Marketing einer neuen Generation

 

Marketing einer neuen Generation

Jede Generation hat ihre Besonderheiten als Resultat gesellschaftlicher, politischer und technologischer Ereignisse und Errungenschaften, die den Stellenwert beispielsweise von Arbeit und Freizeit, sowie die Haltung gegenüber kulturellen Normen und Werten bestimmen.

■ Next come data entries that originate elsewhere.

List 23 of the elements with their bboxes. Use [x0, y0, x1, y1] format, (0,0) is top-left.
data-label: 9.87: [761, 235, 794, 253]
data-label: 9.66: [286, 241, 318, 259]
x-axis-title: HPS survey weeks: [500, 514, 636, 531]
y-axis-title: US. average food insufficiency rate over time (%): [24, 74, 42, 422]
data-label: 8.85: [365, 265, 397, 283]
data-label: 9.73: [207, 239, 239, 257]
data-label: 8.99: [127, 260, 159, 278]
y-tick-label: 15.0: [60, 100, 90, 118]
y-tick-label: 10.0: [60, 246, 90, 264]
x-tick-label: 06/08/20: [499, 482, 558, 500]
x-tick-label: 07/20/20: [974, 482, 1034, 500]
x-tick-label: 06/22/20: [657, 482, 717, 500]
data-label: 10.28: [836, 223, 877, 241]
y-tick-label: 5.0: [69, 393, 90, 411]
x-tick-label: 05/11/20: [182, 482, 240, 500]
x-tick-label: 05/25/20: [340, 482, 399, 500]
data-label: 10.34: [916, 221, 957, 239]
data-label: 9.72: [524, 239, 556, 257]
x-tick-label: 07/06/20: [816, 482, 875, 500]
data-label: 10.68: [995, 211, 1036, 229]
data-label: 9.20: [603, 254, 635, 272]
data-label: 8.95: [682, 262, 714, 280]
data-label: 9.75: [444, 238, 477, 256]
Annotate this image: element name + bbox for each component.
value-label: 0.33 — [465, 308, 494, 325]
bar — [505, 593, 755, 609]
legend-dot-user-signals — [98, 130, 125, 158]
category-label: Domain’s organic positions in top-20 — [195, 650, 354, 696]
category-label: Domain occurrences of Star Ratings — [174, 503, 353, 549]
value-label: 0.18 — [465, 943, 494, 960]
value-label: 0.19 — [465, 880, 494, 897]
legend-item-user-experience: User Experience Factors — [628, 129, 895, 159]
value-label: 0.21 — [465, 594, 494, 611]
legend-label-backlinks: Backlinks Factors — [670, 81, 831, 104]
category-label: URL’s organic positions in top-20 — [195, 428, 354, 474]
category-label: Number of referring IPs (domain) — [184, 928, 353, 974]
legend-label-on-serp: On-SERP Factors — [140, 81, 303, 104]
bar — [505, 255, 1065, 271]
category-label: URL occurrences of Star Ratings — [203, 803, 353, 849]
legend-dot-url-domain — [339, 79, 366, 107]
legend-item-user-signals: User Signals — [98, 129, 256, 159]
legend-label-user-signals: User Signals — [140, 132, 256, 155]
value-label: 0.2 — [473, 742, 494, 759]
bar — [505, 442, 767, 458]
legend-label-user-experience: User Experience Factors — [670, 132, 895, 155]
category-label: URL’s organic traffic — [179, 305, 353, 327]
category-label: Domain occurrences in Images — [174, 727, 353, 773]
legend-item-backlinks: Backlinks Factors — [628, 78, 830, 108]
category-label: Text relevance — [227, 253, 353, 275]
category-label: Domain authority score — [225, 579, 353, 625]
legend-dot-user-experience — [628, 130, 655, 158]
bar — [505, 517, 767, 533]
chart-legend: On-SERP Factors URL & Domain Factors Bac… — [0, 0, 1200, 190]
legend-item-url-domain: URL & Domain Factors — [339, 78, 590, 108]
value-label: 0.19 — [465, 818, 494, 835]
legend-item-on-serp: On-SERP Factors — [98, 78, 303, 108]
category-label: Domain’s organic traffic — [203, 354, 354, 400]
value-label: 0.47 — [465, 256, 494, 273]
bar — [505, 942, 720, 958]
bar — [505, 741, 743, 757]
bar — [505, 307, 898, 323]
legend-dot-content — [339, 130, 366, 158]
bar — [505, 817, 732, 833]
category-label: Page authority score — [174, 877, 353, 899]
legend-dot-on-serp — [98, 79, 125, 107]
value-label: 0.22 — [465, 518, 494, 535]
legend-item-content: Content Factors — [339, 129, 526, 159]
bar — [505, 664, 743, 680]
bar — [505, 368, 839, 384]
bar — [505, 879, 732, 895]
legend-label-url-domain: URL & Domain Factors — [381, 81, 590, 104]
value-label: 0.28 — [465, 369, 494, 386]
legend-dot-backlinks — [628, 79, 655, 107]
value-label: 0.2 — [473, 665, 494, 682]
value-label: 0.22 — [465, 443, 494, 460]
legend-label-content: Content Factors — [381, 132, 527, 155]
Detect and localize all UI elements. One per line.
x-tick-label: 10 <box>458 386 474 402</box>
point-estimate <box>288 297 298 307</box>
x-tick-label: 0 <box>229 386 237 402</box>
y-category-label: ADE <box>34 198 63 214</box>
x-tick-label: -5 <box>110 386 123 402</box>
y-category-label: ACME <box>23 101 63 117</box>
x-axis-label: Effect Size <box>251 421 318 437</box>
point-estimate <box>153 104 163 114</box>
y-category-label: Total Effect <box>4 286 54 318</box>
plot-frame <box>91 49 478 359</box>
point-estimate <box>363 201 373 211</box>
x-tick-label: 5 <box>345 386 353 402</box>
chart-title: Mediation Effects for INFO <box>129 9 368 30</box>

Das betrifft auch das Verständnis von Coolness. In den 1990er Jahren war ‚cool’, wer die neuesten Turnschuhe und die hippste Jeans trug, oder das schickste Handy besaß. Gemäß der Marketingprofessorin Carol Phillips erfolgt die Definition von Coolheit für die nach 1980 geborenen nicht mehr über Mode- und Lifestyle-Accessoires. Für die so genannte Generation Y ist derjenige cool, der weiß, seine Fähigkeiten richtig einzusetzen.

Diese Unterschiede können auch bei der Markenwahl oder dem Einkaufverhalten beobachtet werden. Folglich müssen Marketing-Experten diese spezifischen Kriterien die Generation Y oder Millennials beachten, um Produkte erfolgreich zu kommunizieren.

Dementsprechend sollte eine Marke einen sozialen Wert haben und sich weniger durch einen niedrigen Preis oder eine gute Produkt-Performance auszeichnen.

Hierfür ist die Open Happiness-Kampagne von Coca-Cola aus dem Jahr 2009 ein Beispiel. Mit den Clips sollte das Gefühl der Isolation angesprochen werden, das viele Menschen im digitalen Zeitalter hätten, so Coke Nordamerika.

An das Bedürfnis nach Produkten und Leistungen, die das Leben effizienter und angenehmer gestalten, schließt die Neigung an, sich für Marken entscheiden zu wollen, deren Unternehmen hohe soziale Standards vermitteln.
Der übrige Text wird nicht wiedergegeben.